South Africa’s economy was largely built on mining, and mining – for platinum, coal, gold and diamonds, among other things – continues to play a central role in South African politics and economics. South African mining companies are also a major force across the continent, but there is increasing competition, especially from Canadian, Australian, and Chinese investment. With civil society organisations growing in strength and getting better connected to each other, MiningWatch is also getting more involved. At the beginning of February, Africa Program Coordinator Jamie Kneen travelled to the 4th annual Alternative Mining Indaba (or gathering) in Cape Town, along with Board of Directors member Ian Thomson (also a Kairos staff member and chair of the CNCA), who’s written a great blog post about the event here.
The Alternative Mining Indaba, or People’s Indaba, was organised by a number of South African groups in response to the annual “Investing in African Mining Indaba” to bring community perspectives to the forefront in mining policy discussions, and to bring communities, civil society organisations, academics, and activists together to develop and proclaim a clear agenda to support mineworkers and mining communities but also to prevent and rehabilitate the environment and the health of people and communities affected by mining.
The People’s Indaba heard from analysts and organisers from as far away as Ghana and Tanzania, but the most devastating testimony was from the survivors of the Marikana massacre, who talked about the terrible conditions that led to the initial strike, and the failure of the mining companies and the authorities to fulfil their promises to improve things. The strikers were not even receiving the increased pay that Lonmin had agreed to. Participants joined Bishop Jo Seoka, Chairperson of the Bench Marks Foundation, in marching to the official Indaba site as Seoka tried to present the South African mines minister with the People’s Indaba’s demands.
All in all, the People’s Indaba got a lot of visibility in the South African media and even internationally, but it also moved participants one step closer to coordinated work to make mining companies and governments alike accountable for their actions. The Alternative Indaba idea has been picked up by groups across southern and eastern Africa, with smaller gatherings being held from Zimbabwe to Tanzania.

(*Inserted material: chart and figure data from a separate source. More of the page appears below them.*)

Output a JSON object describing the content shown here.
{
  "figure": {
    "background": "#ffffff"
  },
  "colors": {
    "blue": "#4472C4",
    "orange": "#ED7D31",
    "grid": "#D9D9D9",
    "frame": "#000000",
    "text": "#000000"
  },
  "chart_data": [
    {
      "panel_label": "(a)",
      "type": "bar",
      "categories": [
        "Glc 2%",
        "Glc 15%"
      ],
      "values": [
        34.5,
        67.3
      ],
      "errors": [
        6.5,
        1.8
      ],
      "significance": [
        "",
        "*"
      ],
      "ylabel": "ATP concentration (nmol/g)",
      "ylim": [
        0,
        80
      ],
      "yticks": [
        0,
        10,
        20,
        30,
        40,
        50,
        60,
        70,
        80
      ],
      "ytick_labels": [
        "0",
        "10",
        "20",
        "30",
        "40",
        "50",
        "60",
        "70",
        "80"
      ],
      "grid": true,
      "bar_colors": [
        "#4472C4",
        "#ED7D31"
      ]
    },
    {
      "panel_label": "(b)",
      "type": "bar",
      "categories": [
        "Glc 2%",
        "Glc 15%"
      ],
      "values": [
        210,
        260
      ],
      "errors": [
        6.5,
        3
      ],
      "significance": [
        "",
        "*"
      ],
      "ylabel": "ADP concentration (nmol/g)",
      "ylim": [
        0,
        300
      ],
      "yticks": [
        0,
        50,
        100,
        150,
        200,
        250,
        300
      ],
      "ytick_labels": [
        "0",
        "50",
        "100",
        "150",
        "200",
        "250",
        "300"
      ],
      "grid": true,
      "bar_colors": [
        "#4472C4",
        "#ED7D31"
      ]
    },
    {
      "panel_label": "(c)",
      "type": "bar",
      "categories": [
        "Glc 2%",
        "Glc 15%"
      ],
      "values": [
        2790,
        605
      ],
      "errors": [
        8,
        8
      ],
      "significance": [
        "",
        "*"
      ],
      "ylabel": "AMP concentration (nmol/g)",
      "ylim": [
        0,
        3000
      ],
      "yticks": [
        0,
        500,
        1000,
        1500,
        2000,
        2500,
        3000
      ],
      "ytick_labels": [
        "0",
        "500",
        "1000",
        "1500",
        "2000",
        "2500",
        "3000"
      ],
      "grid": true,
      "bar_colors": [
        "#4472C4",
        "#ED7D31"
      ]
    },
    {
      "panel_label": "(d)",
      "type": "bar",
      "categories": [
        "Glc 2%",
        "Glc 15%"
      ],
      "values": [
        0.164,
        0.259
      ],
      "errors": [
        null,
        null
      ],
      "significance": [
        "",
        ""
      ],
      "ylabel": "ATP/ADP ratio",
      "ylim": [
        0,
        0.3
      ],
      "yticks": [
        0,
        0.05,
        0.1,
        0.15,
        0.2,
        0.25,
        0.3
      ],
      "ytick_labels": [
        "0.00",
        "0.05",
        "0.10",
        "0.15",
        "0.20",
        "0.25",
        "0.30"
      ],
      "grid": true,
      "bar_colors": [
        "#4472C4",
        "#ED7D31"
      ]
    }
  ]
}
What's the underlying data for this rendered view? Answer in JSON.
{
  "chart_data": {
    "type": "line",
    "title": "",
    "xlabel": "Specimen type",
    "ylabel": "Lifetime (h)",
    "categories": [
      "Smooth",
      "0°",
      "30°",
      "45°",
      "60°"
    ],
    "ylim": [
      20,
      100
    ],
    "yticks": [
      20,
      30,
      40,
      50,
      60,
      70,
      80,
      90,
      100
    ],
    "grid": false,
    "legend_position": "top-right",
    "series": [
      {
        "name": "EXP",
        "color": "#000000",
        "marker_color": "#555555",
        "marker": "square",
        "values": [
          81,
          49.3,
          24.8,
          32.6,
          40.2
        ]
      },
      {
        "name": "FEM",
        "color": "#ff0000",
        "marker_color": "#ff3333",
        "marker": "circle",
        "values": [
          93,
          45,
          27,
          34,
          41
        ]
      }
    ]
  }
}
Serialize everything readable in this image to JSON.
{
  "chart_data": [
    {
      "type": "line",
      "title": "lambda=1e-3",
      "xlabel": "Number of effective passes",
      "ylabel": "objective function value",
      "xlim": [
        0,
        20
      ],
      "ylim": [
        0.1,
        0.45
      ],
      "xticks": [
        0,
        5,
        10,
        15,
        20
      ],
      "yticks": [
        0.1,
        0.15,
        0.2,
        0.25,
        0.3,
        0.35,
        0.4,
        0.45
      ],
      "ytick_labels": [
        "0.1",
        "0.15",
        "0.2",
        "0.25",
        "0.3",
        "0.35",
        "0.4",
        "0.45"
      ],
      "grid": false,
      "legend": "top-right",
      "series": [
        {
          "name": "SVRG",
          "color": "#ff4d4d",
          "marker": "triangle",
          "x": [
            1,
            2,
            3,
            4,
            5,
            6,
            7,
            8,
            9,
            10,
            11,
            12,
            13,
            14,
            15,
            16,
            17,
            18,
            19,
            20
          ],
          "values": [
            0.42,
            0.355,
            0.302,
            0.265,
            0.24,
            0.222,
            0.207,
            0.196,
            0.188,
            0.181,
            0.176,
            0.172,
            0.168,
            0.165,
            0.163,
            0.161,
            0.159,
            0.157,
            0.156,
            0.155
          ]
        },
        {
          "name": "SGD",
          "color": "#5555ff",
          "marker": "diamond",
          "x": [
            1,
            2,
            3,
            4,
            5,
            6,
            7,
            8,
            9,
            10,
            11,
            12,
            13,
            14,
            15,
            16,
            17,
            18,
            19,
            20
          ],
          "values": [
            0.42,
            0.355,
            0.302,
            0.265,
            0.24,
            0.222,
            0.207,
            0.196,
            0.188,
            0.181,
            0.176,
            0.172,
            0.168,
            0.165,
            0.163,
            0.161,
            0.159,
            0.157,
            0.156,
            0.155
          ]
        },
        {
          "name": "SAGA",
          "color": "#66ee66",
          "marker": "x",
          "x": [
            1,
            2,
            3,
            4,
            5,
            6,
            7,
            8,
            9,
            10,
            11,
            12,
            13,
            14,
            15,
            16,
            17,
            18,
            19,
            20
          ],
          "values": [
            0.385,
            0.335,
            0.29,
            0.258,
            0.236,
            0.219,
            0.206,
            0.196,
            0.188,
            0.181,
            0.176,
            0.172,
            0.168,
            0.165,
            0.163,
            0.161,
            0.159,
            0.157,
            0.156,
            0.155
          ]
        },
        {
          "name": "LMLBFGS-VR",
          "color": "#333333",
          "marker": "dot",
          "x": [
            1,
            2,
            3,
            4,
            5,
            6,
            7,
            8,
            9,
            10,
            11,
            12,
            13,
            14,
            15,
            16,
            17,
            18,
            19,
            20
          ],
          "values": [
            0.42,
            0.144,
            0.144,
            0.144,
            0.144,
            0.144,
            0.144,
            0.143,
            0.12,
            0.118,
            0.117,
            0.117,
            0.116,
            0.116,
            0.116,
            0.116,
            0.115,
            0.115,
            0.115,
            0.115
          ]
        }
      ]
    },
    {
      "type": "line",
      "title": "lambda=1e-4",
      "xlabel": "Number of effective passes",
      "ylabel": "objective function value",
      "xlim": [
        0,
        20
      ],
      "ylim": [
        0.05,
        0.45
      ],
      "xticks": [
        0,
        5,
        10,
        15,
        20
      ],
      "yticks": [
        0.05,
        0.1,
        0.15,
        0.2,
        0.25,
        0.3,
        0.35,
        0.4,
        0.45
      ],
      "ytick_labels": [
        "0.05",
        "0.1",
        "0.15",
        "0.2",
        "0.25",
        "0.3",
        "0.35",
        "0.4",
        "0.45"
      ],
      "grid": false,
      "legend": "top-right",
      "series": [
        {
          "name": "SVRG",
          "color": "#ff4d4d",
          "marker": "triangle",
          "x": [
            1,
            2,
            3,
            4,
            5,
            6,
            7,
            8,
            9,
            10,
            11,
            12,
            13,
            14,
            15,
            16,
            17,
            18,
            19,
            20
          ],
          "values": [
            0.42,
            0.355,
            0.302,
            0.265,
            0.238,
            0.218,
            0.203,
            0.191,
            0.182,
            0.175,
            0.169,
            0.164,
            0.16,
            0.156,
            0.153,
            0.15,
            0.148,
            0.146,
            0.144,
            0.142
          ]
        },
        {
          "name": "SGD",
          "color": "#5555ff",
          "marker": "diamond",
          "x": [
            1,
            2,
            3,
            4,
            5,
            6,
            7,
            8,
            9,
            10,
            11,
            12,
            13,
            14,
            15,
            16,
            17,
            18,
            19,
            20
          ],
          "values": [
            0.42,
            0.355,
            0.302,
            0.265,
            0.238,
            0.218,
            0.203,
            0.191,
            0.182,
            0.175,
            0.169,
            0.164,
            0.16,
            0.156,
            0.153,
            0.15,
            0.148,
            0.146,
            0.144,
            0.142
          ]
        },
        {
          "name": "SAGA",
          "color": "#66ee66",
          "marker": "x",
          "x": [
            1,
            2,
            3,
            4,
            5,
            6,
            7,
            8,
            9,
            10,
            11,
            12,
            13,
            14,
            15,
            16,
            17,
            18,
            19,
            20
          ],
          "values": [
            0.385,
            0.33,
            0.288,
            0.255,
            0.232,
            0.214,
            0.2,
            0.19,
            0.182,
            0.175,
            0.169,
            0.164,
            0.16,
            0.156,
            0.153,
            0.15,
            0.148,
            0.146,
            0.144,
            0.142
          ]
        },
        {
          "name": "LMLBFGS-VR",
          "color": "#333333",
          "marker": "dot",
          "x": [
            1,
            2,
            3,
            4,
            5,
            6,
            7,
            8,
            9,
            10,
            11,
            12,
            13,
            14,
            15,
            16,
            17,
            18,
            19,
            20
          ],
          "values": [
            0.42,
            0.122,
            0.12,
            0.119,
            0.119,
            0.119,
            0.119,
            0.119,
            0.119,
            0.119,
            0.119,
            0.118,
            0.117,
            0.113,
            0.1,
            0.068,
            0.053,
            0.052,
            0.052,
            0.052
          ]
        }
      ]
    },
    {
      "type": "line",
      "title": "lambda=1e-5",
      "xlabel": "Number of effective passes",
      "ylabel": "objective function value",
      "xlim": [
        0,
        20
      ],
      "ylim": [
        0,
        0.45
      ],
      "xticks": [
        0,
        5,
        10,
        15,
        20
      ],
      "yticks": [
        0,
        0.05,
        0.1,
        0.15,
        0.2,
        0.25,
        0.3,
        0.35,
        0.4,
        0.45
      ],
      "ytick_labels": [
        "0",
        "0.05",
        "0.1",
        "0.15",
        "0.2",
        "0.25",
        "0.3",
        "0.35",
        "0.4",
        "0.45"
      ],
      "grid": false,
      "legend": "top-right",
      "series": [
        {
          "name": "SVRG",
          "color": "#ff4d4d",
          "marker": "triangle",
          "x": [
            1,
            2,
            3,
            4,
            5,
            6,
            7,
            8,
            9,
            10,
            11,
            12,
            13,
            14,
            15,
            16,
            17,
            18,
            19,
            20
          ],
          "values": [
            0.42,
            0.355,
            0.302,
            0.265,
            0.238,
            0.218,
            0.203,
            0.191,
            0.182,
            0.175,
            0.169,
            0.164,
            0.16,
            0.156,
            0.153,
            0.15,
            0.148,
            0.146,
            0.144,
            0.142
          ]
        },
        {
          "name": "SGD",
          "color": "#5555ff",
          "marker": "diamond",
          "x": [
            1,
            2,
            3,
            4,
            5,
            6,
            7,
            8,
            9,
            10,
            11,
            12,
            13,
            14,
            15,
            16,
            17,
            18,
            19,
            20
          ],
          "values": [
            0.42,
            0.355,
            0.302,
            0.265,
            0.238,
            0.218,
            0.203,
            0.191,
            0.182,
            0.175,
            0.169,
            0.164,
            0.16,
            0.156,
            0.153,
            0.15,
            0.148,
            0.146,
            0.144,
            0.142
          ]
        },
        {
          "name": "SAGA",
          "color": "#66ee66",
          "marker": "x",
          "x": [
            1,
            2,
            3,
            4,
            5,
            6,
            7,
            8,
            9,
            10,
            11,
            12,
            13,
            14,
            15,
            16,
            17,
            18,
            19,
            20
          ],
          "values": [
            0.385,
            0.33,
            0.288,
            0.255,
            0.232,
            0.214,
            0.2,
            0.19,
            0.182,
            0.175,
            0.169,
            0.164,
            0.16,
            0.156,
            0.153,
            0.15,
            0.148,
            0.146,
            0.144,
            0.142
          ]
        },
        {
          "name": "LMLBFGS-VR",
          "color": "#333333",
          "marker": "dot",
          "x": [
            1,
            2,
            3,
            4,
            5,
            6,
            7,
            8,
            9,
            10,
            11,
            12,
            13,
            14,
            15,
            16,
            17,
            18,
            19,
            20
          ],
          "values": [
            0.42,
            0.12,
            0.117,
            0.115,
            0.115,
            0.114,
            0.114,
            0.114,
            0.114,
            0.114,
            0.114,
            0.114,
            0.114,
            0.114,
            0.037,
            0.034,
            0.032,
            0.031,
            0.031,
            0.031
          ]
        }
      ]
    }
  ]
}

The trip itself was an important opportunity to build links with other organisations as well as following some of the growing Canadian interests in the region. We visited Mosesetjane, in Limpopo Province, where infamous mining promoter Robert Friedland’s Ivanplats had its drill rigs kicked out by residents who are refusing to be relocated to make way for the mine, and made excellent contacts with people dealing with Canadian mining interests – and problems – from several countries. We will be reporting on these cases as they progress.